In her new graphic novel We Can Fix It!, a so-called “time-travel memoir” from Portland’s Top Shelf Productions, Fink explores the common desire to revisit the past and the natural urge to change everything about it.

On her initial trips in the time machine, Fink’s sci-fi-jumpsuited, two-dimensional persona seems mostly interested in reliving the “sexy times” of her younger self. Reality sets in within the first few pages as she discovers what most of us know already: Nothing is ever as good as you remember.

Frustrated that her escapades weren’t nearly as sexy as she thought (“I mean, who licks a nipple?”), Fink decides that she should go back and advise her younger self to avoid her most embarrassing and awkward moments.

It appears to work for a while—bullies get told off and literally pooped on—but it becomes clear that there are some things time travel can’t solve.

Fink has drawn erotic comics before (like Chester 5000, also from Top Shelf), but she stays away from graphic depictions of sex in We Can Fix It! Sexual acts occur, but our focus is always on Fink’s older self, looking in at her younger self through a window or from a doorway.

The result is more revealing than any sex scene: Watching someone watching their younger self says volumes about how we view our memories.

When it comes to memoir, it’s not only the reader looking in on the person—the autobiographer is engaging in voyeurism too.

Though I make it sound very introspective and thought-provoking, Fink tells her story with a lot of goofy charm and raw honesty.

There are plenty of silly gags involving barf and boobs and sexy jumpsuits, cut with cringe-inducing formative social disasters (like accidentally throwing a Twizzler at an irritable motorist) that are random but somehow relatable.

Fink’s travels take a serious turn around the halfway point. An awful memory involving her dad is made all the more painful when you remember this really happened to someone—easy to forget in a book that involves a time machine.

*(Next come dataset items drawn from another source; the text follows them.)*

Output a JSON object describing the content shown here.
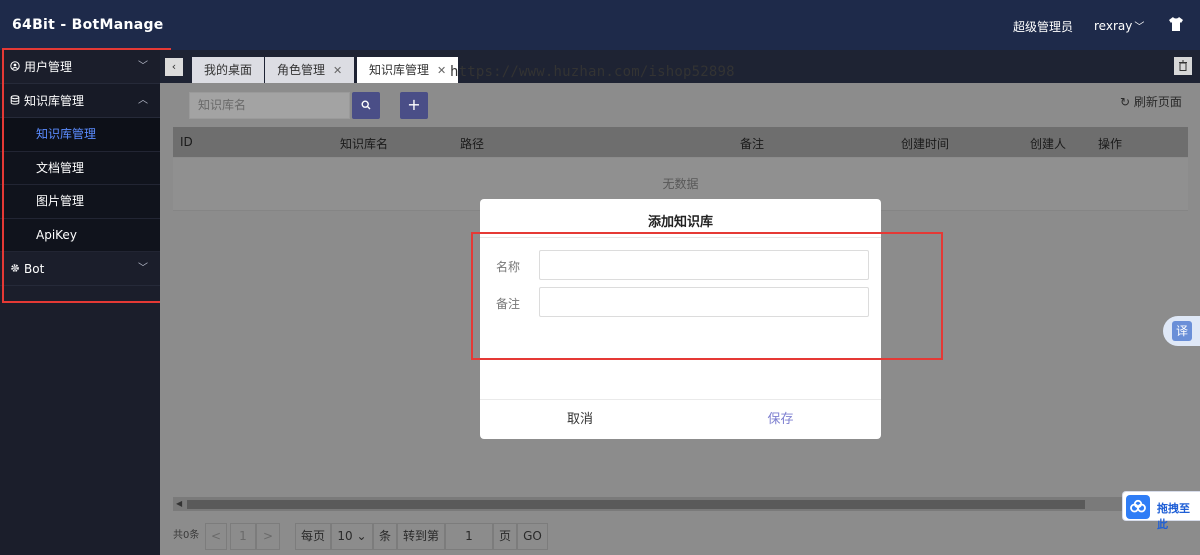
{
  "header": {
    "app_title": "64Bit - BotManage",
    "role": "超级管理员",
    "username": "rexray",
    "caret": "﹀"
  },
  "sidebar": {
    "items": [
      {
        "label": "用户管理",
        "icon": "user-circle-icon",
        "chevron": "﹀"
      },
      {
        "label": "知识库管理",
        "icon": "database-icon",
        "chevron": "︿"
      },
      {
        "label": "Bot",
        "icon": "gear-icon",
        "chevron": "﹀"
      }
    ],
    "sub_items": [
      "知识库管理",
      "文档管理",
      "图片管理",
      "ApiKey"
    ]
  },
  "tabs": [
    {
      "label": "我的桌面"
    },
    {
      "label": "角色管理",
      "close": "✕"
    },
    {
      "label": "知识库管理",
      "close": "✕"
    }
  ],
  "tab_prev": "‹",
  "tab_trash": "🗑",
  "watermark": "https://www.huzhan.com/ishop52898",
  "toolbar": {
    "search_placeholder": "知识库名",
    "search_icon": "⌕",
    "add_icon": "+",
    "refresh_icon": "↻",
    "refresh_label": "刷新页面"
  },
  "table": {
    "columns": [
      "ID",
      "知识库名",
      "路径",
      "备注",
      "创建时间",
      "创建人",
      "操作"
    ],
    "empty_text": "无数据"
  },
  "pagination": {
    "total": "共0条",
    "prev": "<",
    "page": "1",
    "next": ">",
    "per_page_label": "每页",
    "per_page": "10",
    "per_page_caret": "⌄",
    "unit": "条",
    "goto_label": "转到第",
    "goto_value": "1",
    "page_unit": "页",
    "go": "GO"
  },
  "modal": {
    "title": "添加知识库",
    "name_label": "名称",
    "note_label": "备注",
    "cancel": "取消",
    "save": "保存"
  },
  "translate_label": "译",
  "drag_label": "拖拽至此",
  "colors": {
    "header_bg": "#1e2a4a",
    "sidebar_bg": "#1b1e2b",
    "active_menu": "#5b8cff",
    "primary_btn": "#4a4e87",
    "annotation_red": "#e53935"
  }
}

We Can Fix It! is a little on the short side, but it covers a lot of ground. By the end, the time-traveling Fink has come to a conclusion regarding her past and her future and what they mean for the person she is at present.

Some of the memories Fink looks in on go on a bit too long, and some of them are a you-had-to-be-there kind of funny, but in a way it works in the memoir’s favor. Nobody has a life story that’s perfectly paced or expertly written and that fits easily into a three-act script.

Flaws and warts are a part of who we were and who we are, and in this case it’s comforting that form follows function.

Fink’s sketchy cartooning is deceptively simple. At first glance it seems like it could have been doodled in a spiral notebook, but most would have trouble aping Fink’s expressive style while killing time in a University Studies class. We Can Fix It! reads like a compendium of Fink’s idle sketches, held together with an invisible but cohesive structure.

With just a few lines and dots, Fink is able to create a vast array of human emotions. Throughout the book, we see giddiness, anxiety, joy and paralyzing fear, and not once does it feel forced or melodramatic. Fink makes it look easy while still keeping with the journal-like tone.

Top Shelf Productions presents
We Can Fix It!
By Jess Fink
Available at bookstores and comic shops everywhere

The sketch diary feel does get cumbersome in spots, specifically the lettering. Though the handwritten sound effects and side notes do add a casual authenticity, the inconsistent and occasionally bumpy speech bubble text can be distracting.

It doesn’t detract much from the overall story, but the loose lettering does sometimes break up the flow in momentous scenes.

There are a ton of autobiographical comics out there (more than 20 to choose from just on the Top Shelf website), but Jess Fink has managed to create something high-concept and personal at the same time.

We Can Fix It! is a comic for anyone who’s struggled with regret and identity—and anyone who’s into sexy jumpsuits.